その結果、メラニン形成細胞からのエクソソームの排出を抑制又は増加させる物質は、メラニン形成細胞のアポトーシスを促進（排出抑制物質）又は減少（排出増加物質）させてメラニン生成を調節することができることを確認した。

0090

以下、本発明の一側面に係る組成物の剤形例について説明するが、他の様々な剤形への応用も可能であり、且つ、これらは本発明を限定するためのものではない、単に具体的に説明するためのものである。

0091

［剤形例１］軟質カプセル剤
ＧＷ４８６９又はｐｉｆｉｔｈｒｉｎ-μ５０ｍｇ、Ｌ-カルニチン８０〜１４０ｍｇ、大豆油１８０ｍｇ、パーム油２ｍｇ、植物性硬化油８ｍｇ、黄蝋４ｍｇ及びレシチン６ｍｇを混合し、通常の方法に従って、１カプセルあたり４００ｍｇずつ充填して軟質カプセルを製造した。

0092

［剤形例２］錠剤
ＧＷ４８６９又はｐｉｆｉｔｈｒｉｎ-μ５０ｍｇ、ガラクトオリゴ糖２００ｍｇ、乳糖６０ｍｇ及び麦芽糖１４０ｍｇを混合し、流動層乾燥機を利用して顆粒した後、糖エステル（ｓｕｇａｒ ｅｓｔｅｒ）６ｍｇを添加して、打錠機で打錠して錠剤を製造した。

0093

［剤形例３］顆粒剤
ＧＷ４８６９又はｐｉｆｉｔｈｒｉｎ-μ５０ｍｇ、無水結晶ブドウ糖２５０ｍｇ及び澱粉５５０ｍｇを混合し、流動層造粒機を使用して顆粒に成形した後、包に充填して顆粒剤を製造した。

0094

［剤形例４］ドリンク剤
ＧＷ４８６９又はｐｉｆｉｔｈｒｉｎ-μ５０ｍｇ、ブドウ糖１０ｇ、クエン酸０．６ｇ及び液状オリゴ糖２５ｇを混合した後、精製水３００ｍｌを加えて各瓶に２００ｍｌずつ充填した。
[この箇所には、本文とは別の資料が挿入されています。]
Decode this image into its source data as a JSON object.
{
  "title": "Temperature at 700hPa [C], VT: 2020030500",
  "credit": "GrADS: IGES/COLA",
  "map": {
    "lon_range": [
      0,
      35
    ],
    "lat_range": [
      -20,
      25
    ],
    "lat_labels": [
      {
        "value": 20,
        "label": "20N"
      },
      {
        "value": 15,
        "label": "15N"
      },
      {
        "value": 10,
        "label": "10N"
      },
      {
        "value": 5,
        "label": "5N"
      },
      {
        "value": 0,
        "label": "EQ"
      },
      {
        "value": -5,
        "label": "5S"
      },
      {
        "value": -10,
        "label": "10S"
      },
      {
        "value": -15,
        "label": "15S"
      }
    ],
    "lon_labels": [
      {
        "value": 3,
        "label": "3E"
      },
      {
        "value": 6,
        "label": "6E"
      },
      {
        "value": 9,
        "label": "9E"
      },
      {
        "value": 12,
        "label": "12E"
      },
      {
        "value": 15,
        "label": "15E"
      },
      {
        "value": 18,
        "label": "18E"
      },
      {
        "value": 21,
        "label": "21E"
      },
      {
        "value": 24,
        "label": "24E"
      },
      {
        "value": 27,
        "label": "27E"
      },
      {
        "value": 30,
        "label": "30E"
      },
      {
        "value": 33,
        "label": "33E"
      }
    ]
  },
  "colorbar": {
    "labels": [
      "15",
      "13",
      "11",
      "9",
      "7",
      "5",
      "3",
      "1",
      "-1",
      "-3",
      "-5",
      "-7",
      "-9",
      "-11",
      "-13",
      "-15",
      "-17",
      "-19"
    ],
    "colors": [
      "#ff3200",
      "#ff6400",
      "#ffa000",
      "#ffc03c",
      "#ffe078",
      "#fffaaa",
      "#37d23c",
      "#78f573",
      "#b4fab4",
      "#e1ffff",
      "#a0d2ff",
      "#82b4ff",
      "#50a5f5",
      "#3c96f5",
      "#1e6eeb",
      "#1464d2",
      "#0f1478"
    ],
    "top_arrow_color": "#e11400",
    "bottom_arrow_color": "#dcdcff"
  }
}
瓶に充填した後、１３０℃で４〜５秒間殺菌して、ドリンク剤飲料を製造した。

0095

［剤形例５］ローション
下記の表１に記載された組成にて通常の方法によりローションを製造した。

0096

0097

［剤形例６］クリーム
下記の表２に記載された組成にて通常の方法によりクリームを製造した。

0098

0099

［剤形例７］パック
下記の表３に記載された組成にて通常の方法によりパックを製造した。

0100

0101

以上、本発明内容の特定の部分を詳しく記述したが、当業界の通常の知識を有する者にとってこのような具体的な記述は単に好適な実施態様であるに過ぎず、これによって本発明の範囲が制限されるものではないことは明白であろう。したがって、本発明の実質的な範囲は添付の請求項とそれらの等価物によって定義されるといえよう。